Japanese microchip maker NEC Electronics Corp. began shipping image detection chips for cars on Friday, with the first going into a Toyota Motor Corp. Lexus model to be launched this fall.
Chips control a growing bulk of car functions from power door locks to transmission controllers, and NEC Electronics hopes to grab 40 percent of the emerging market for image detection chips in cars by 2015.
"Our share will be only a few percent in 2010, but by increasing the number of images the processor recognizes, we hope to become the de facto standard for carmakers worldwide by 2015," Yoshirou Miyaji, NEC Electronics general manager of auto systems, told reporters.
The new Lexus LS460 with the image processors will automatically slam on the brakes a split second before hitting a pedestrian or vehicle and prevent a collision or reduce impact.

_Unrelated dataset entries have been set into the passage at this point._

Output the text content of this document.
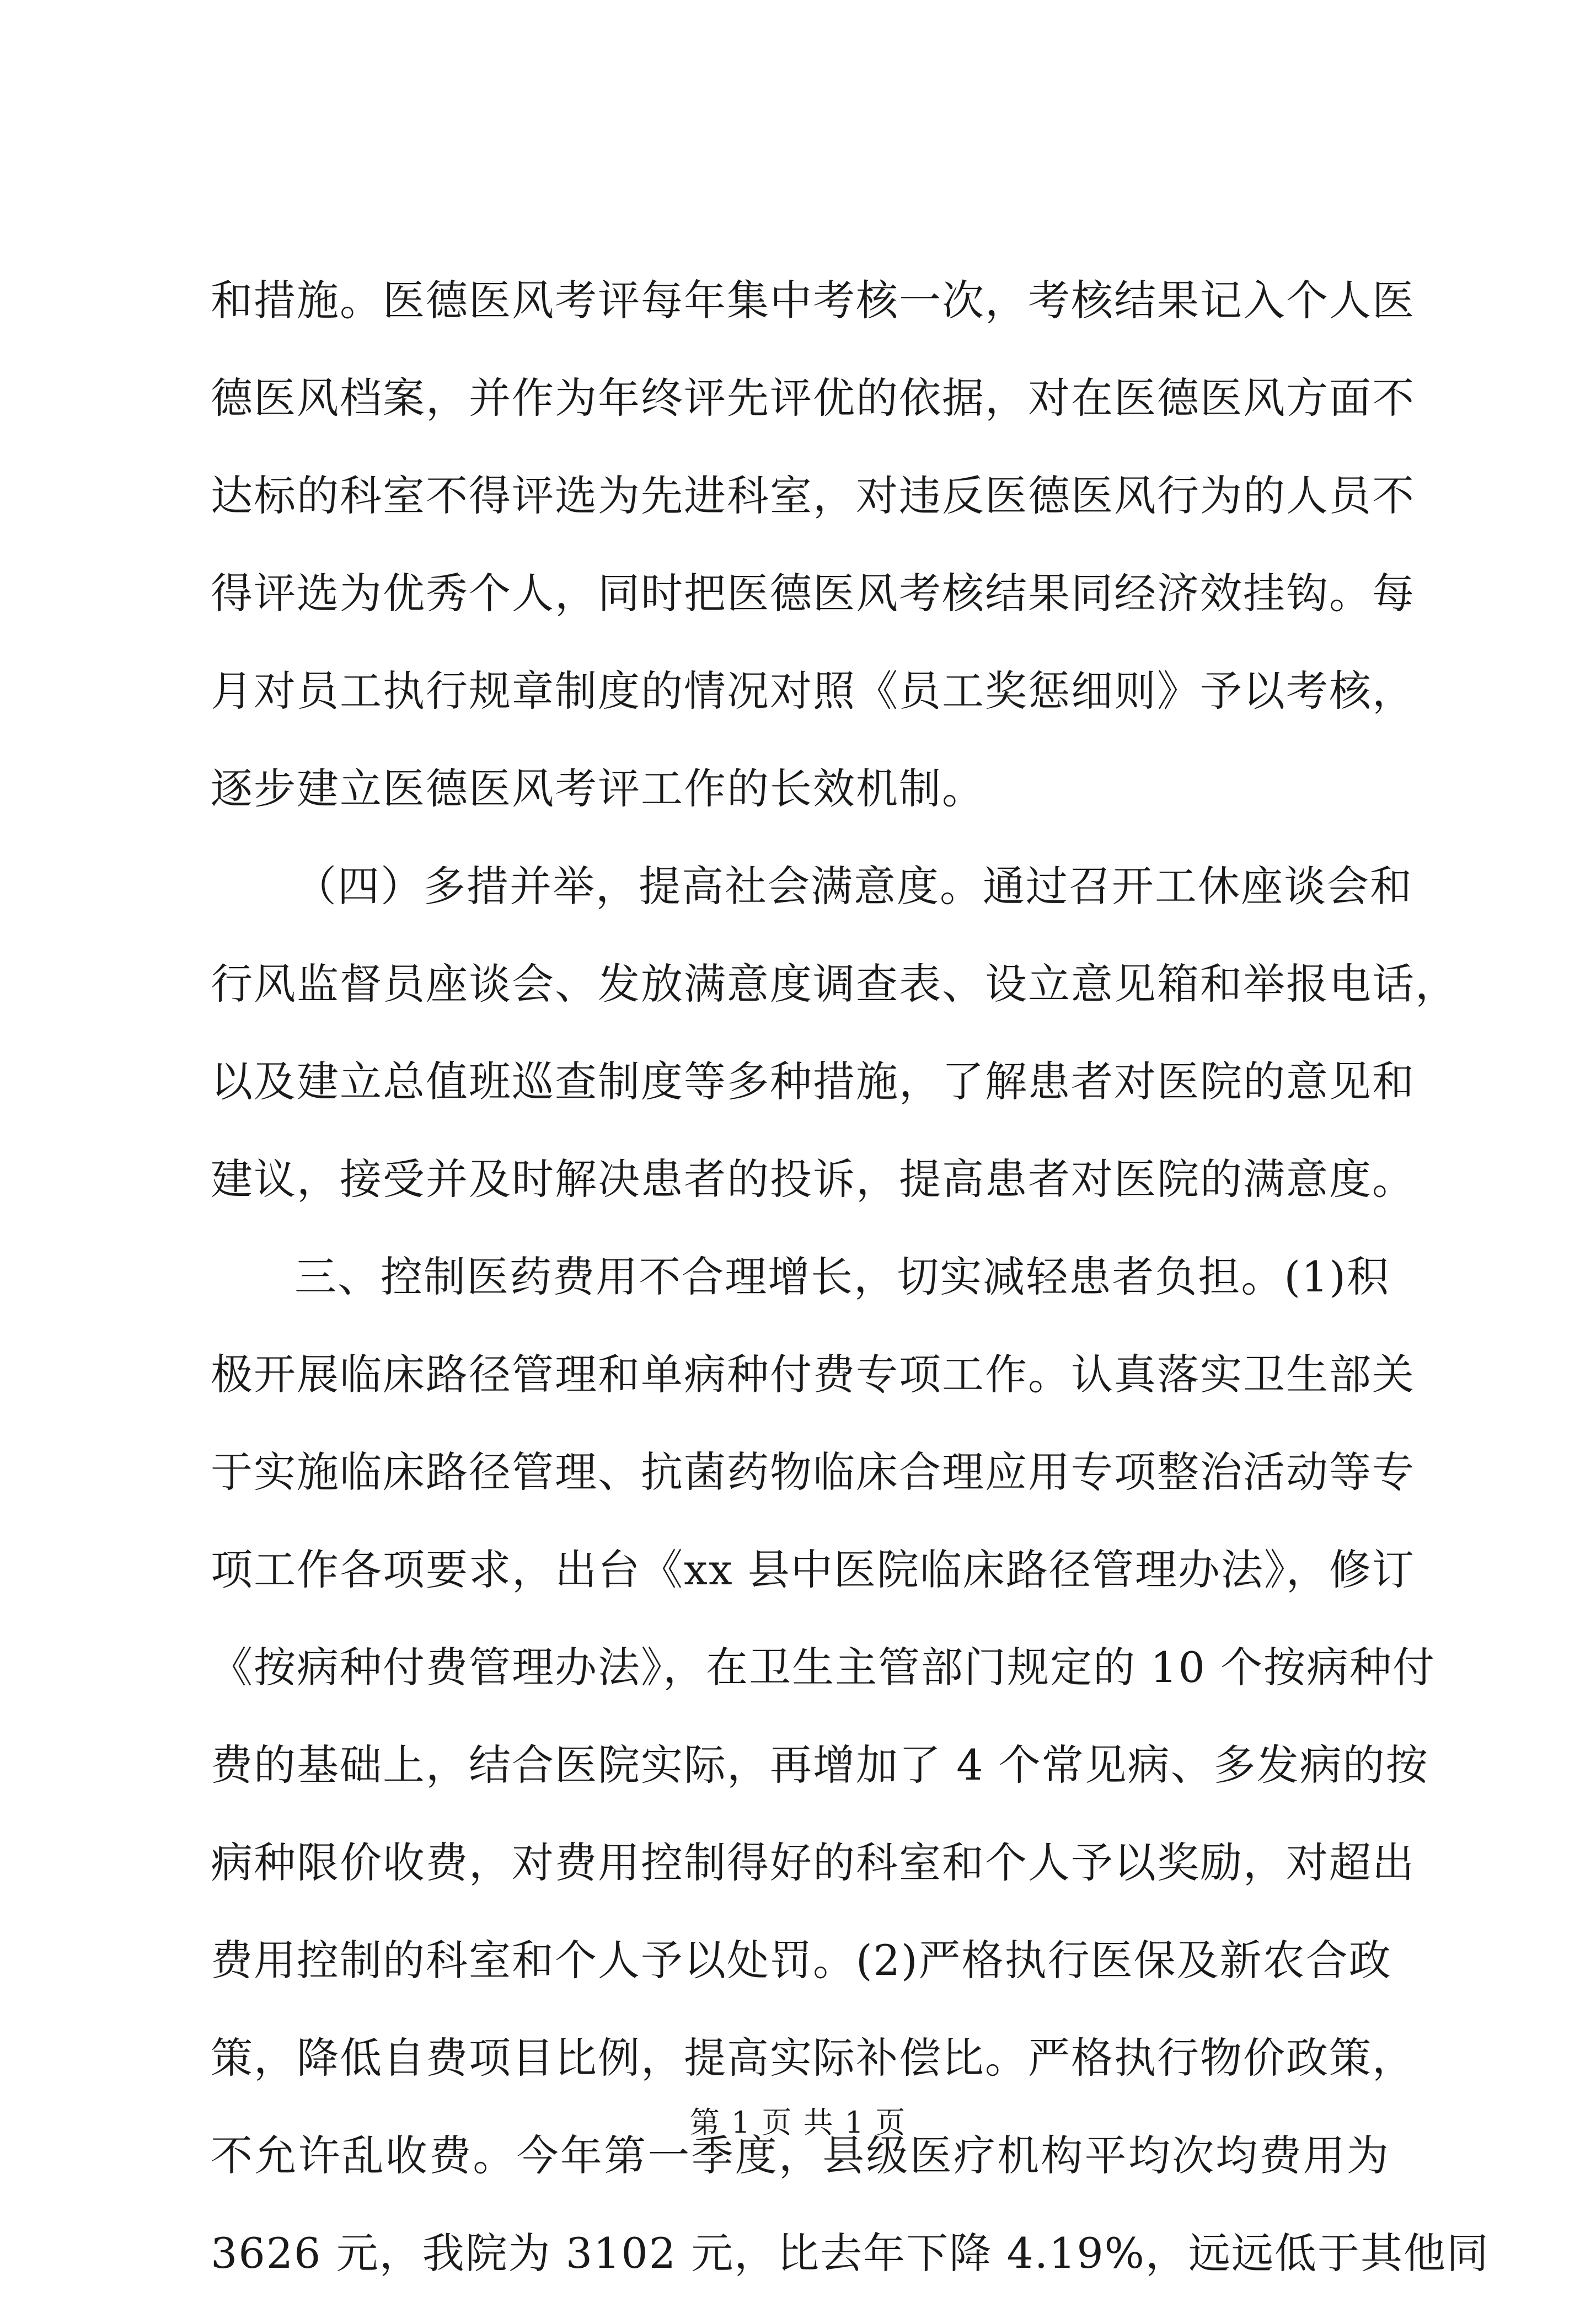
和措施。医德医风考评每年集中考核一次，考核结果记入个人医
德医风档案，并作为年终评先评优的依据，对在医德医风方面不
达标的科室不得评选为先进科室，对违反医德医风行为的人员不
得评选为优秀个人，同时把医德医风考核结果同经济效挂钩。每
月对员工执行规章制度的情况对照《员工奖惩细则》予以考核，
逐步建立医德医风考评工作的长效机制。
（四）多措并举，提高社会满意度。通过召开工休座谈会和
行风监督员座谈会、发放满意度调查表、设立意见箱和举报电话，
以及建立总值班巡查制度等多种措施，了解患者对医院的意见和
建议，接受并及时解决患者的投诉，提高患者对医院的满意度。
三、控制医药费用不合理增长，切实减轻患者负担。(1)积
极开展临床路径管理和单病种付费专项工作。认真落实卫生部关
于实施临床路径管理、抗菌药物临床合理应用专项整治活动等专
项工作各项要求，出台《xx 县中医院临床路径管理办法》，修订
《按病种付费管理办法》，在卫生主管部门规定的 10 个按病种付
费的基础上，结合医院实际，再增加了 4 个常见病、多发病的按
病种限价收费，对费用控制得好的科室和个人予以奖励，对超出
费用控制的科室和个人予以处罚。(2)严格执行医保及新农合政
策，降低自费项目比例，提高实际补偿比。严格执行物价政策，
不允许乱收费。今年第一季度，县级医疗机构平均次均费用为
3626 元，我院为 3102 元，比去年下降 4.19%，远远低于其他同
第 1 页 共 1 页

NEC Electronics projects annual sales of the device will grow to 20 billion yen ($172 million) in 2015, which would be equivalent to 3 percent of the chipmaker's total sales in fiscal 2005. Monthly production is expected to be 10,000 units at the end of fiscal 2007.
In 2010, NEC Electronics expects 4 million cars to have image detection chips in place, with the market growing to 8.6 million cars in 2012 and 18 million cars in 2015.
NEC Electronics, the world's eighth-largest chip maker, 70 percent owned by NEC Corp., posted an operating loss of 5.76 billion yen in the quarter ended June on poor sales of cell phone chips, and it sees the car industry as a long-term source of growing demand.
Image recognition technology is more widely known for enabling high-end surveillance cameras to pick out an individual in a crowd, but the market for them in cars is still small.
Honda Motor Co. Ltd. has also developed cars that give warning or swerve before hitting an object.